T3D Therapeutics’ mission is to develop its lead drug product candidate, T3D-959, as a potential ‘First-in-Class’ and ‘Best-in-Class’ disease-modifying, breakthrough medicine for the treatment of Alzheimer’s disease with the potential to slow, stop or reverse the course of the disease. The Company is also seeking to maximize the therapeutic utility of T3D=959 and has initiated pre-clinical studies in Huntington’s Disease models.
T3D-959 is designed as an orally-delivered, once-a-day medicine being evaluated for the treatment of Alzheimer’s disease patients with mild to moderate disease severity, and potentially also for patients with mild cognitive impairment (MCI).
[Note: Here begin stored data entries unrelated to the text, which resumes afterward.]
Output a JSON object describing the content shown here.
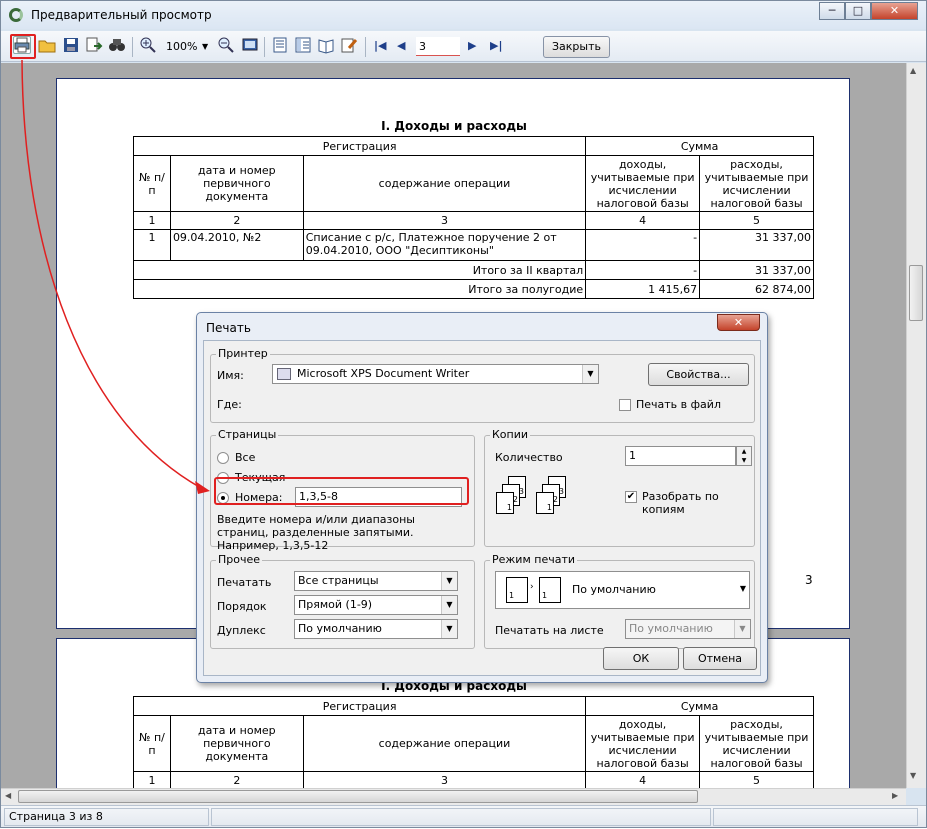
{
  "window": {
    "title": "Предварительный просмотр",
    "min": "─",
    "max": "□",
    "close": "✕"
  },
  "toolbar": {
    "zoom": "100%",
    "page": "3",
    "close_label": "Закрыть",
    "nav_first": "|◀",
    "nav_prev": "◀",
    "nav_next": "▶",
    "nav_last": "▶|"
  },
  "report": {
    "section_title": "I. Доходы и расходы",
    "hdr_registration": "Регистрация",
    "hdr_sum": "Сумма",
    "col_num": "№ п/п",
    "col_doc": "дата и номер первичного документа",
    "col_op": "содержание операции",
    "col_income": "доходы, учитываемые при исчислении налоговой базы",
    "col_expense": "расходы, учитываемые при исчислении налоговой базы",
    "idx": [
      "1",
      "2",
      "3",
      "4",
      "5"
    ],
    "row1": {
      "num": "1",
      "doc": "09.04.2010, №2",
      "op": "Списание с р/с, Платежное поручение 2 от 09.04.2010, ООО \"Десиптиконы\"",
      "income": "-",
      "expense": "31 337,00"
    },
    "total_q": {
      "label": "Итого за II квартал",
      "income": "-",
      "expense": "31 337,00"
    },
    "total_h": {
      "label": "Итого за полугодие",
      "income": "1 415,67",
      "expense": "62 874,00"
    },
    "page_number": "3"
  },
  "print_dialog": {
    "title": "Печать",
    "close": "✕",
    "printer_group": "Принтер",
    "name_label": "Имя:",
    "printer_name": "Microsoft XPS Document Writer",
    "properties_button": "Свойства...",
    "where_label": "Где:",
    "print_to_file": "Печать в файл",
    "pages_group": "Страницы",
    "all": "Все",
    "current": "Текущая",
    "numbers": "Номера:",
    "numbers_value": "1,3,5-8",
    "hint": "Введите номера и/или диапазоны страниц, разделенные запятыми. Например, 1,3,5-12",
    "copies_group": "Копии",
    "quantity_label": "Количество",
    "quantity": "1",
    "collate": "Разобрать по копиям",
    "collate_checked": true,
    "other_group": "Прочее",
    "print_label": "Печатать",
    "print_value": "Все страницы",
    "order_label": "Порядок",
    "order_value": "Прямой (1-9)",
    "duplex_label": "Дуплекс",
    "duplex_value": "По умолчанию",
    "mode_group": "Режим печати",
    "mode_value": "По умолчанию",
    "sheet_label": "Печатать на листе",
    "sheet_value": "По умолчанию",
    "ok": "ОК",
    "cancel": "Отмена"
  },
  "status": {
    "page_info": "Страница 3 из 8"
  },
  "annotation_color": "#e02020"
}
The mechanism of action of T3D-959 may provide therapeutic benefit in other central nervous system (CNS) or neurodegenerative disorders via improving dysfunctional brain glucose energy and lipid metabolism which in turn, can address cerebral structural and stress events aberrations.
Treating Alzheimer’s disease as a neuro-metabolic disease: Our lead product candidate, T3D-959, is designed to treat both the ‘starvation’ of the brain (insufficient energy metabolism in the brain) and the resulting ‘strangulation’ of the brain (via amyloid plaques, tau tangles and inflammation).
Unique Mechanism of Action
T3D-959 is a PPAR delta / gamma nuclear receptor agonist. To our knowledge, no other drug in development for the treatment of Alzheimer’s disease possesses this unique mechanism of action.
T3D-959 is a PPAR delta agonist with lesser PPAR gamma activity. It is 15 times more potent for PPAR delta than for its secondary target, PPAR gamma. This particular combination confers unique biological activity and safety profiles with the potential to address the multiple medical impairments found in Alzheimer’s disease patients.
It's Time for a New Paradigm
The Company’s therapeutic approach to slow, stop or reverse the progression of Alzheimer’s disease is based on two fundamental concepts:
- Target ‘upstream’ defects found in Alzheimer’s disease, as opposed to later-occurring, ‘downstream’ manifestations of the disease by addressing DCGM, which precedes and is predictive of cognitive decline.
- Target multiple defects manifested by the disease, not one, with a single drug therapy.
Clear Results to Date
Disease reversal has been demonstrated pre-clinically in an Alzheimer’s animal model. Early quantitative and qualitative results in Alzheimer’s patients in our two-week, non-placebo-controlled 36-subject Phase 2a feasibility study preliminarily indicate:
- Potential improvement in cognition
- Potential to improve motor function / coordination
- Effective drug penetration into the human brain
- High safety potential
- A probable low dose range for effectiveness
Broad Application (Huntington’s Disease)
The mechanism of action of T3D-959 provides a potential to improve dysfunctional glucose and lipid metabolism that is inherent in other neurodegenerative diseases, including certain orphan diseases. Extensive research on Huntington’s disease has demonstrated a central role for interference with the function of the nuclear receptor transcription regulator PPAR delta (the primary target of T3D-959) in contributing to HD pathogenesis.